それは刑務所から出所の時に言う決まり文句だ。
だが、訂正する必要はないか。
「問題なく終わったよ」
「ゲリオスには上手く罪を着せられた。爵位は剥奪された上、犯罪奴隷に堕ちたよ」
「本当ですか、グラマス!」
「本当だ」
「「よっしゃー!!!」」
「「やったー!!!」」
研究員たちが歓喜の声をあげた。
「まぁ、着せるまでもなく、殺人は行っていたようだ」
「うわ、ホントにクズでしたね」
「そのクズが1人王都を去る。今日は私が奢ろう。好きなだけ食べなさい」
「本当ですか! じゃあ━━」
研究員たちは一斉にグリンの方に目をやった。
イクスはその視線を追うと大量に積まれた皿が目に入った。
「いいよ。彼の分も払うよ」
「「さすが所長」」
「彼の貢献に比べれば食事代など安いものだろう?」
「それはそうなのですが、流石に持ち合わせが足らなくてですね」
「足らない? 研究室に籠ってばかりじゃなく、少しは外の空気も吸いなさい」
研究員に指摘するイクスを横目に調理場らしき方に目をやると、調理担当であろう方々が忙しなく動いているのが見えた。

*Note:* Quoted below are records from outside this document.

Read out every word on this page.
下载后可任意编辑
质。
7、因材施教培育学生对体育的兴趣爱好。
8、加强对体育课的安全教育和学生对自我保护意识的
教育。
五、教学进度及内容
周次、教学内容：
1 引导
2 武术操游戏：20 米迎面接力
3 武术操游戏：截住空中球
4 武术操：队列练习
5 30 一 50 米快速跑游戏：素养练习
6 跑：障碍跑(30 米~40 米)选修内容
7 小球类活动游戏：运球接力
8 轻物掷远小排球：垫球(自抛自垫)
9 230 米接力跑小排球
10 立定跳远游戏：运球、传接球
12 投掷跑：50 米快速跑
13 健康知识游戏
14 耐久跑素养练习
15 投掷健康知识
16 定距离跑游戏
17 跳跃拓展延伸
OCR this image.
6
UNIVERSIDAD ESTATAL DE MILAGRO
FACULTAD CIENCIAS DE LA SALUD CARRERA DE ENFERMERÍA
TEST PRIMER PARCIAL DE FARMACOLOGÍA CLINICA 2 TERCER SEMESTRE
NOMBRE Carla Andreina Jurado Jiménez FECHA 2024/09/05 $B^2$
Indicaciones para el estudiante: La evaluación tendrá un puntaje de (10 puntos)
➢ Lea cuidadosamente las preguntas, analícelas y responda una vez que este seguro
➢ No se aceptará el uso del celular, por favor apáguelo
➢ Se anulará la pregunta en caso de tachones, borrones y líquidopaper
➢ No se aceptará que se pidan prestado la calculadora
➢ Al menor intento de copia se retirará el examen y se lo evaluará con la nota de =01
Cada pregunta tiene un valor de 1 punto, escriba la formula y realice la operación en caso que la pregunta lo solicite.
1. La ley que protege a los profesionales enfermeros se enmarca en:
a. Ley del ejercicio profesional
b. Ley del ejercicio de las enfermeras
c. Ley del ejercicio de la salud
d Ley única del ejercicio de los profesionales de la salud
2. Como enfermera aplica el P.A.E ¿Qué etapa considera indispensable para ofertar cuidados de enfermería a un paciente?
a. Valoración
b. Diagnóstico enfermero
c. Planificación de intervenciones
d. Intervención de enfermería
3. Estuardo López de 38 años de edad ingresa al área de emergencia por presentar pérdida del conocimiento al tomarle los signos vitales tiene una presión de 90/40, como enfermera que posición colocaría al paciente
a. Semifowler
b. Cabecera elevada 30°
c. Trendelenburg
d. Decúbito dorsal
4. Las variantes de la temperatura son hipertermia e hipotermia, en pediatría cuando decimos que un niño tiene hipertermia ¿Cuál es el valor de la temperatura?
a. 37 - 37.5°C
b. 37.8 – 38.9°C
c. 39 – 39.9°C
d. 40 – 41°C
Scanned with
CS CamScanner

洗い場にも大量に積まれた皿が見えるが、アレもグリンな気がする。
いったい幾ら分食ったんだ?
「さて私達もなにか食べようか」
「いいんですか?」
「もちろんだよ。サム君の分も出すから好きなだけ食べなさい」
「わぁい!」
考えたらこっちに来て初めてのまともな食事じゃないか?
裁判が始まるまでレインお姉さんの家に滞在したけど、食事は酒のつまみかジェイソンの兎肉(塩)しか食べてない。
「何がオススメですか?」
「私のオススメはカッリかな」
「それはどんな料理ですか?」
「あぁ、そうか。知らないか」
「はい」
「なら、来るのを楽しみにしているといい。私のオススメはカッリパスタたが、皆はカッリライスを好む。君はどちらにする?」
そんな会話をしていたら研究員の1人が助言してくれた。
「カッリパスタを好むのはグラマスくらいですよ。カッリパスタは白衣に汁が飛んでシミになるので皆避けますよ。オススメはカッリライスです」
「ならカッリライスで」
「跳ねて出来るシミが芸術性でいいんじゃないか」
「白衣も安くないんで、そんな遊びが出来るのはグラマスくらいですよ」
「芸術だ。遊びじゃない」
「なら今度研究員全員でカッリスープをグラマスにぶちまけてやりますよ」
「おぉ! 頼む!」
芸術遊びを控えて欲しかったのだろうが、懇願の返しに言葉を失った研究員は「考えておきます」と言って肩を落として研究員のグループに戻っていった。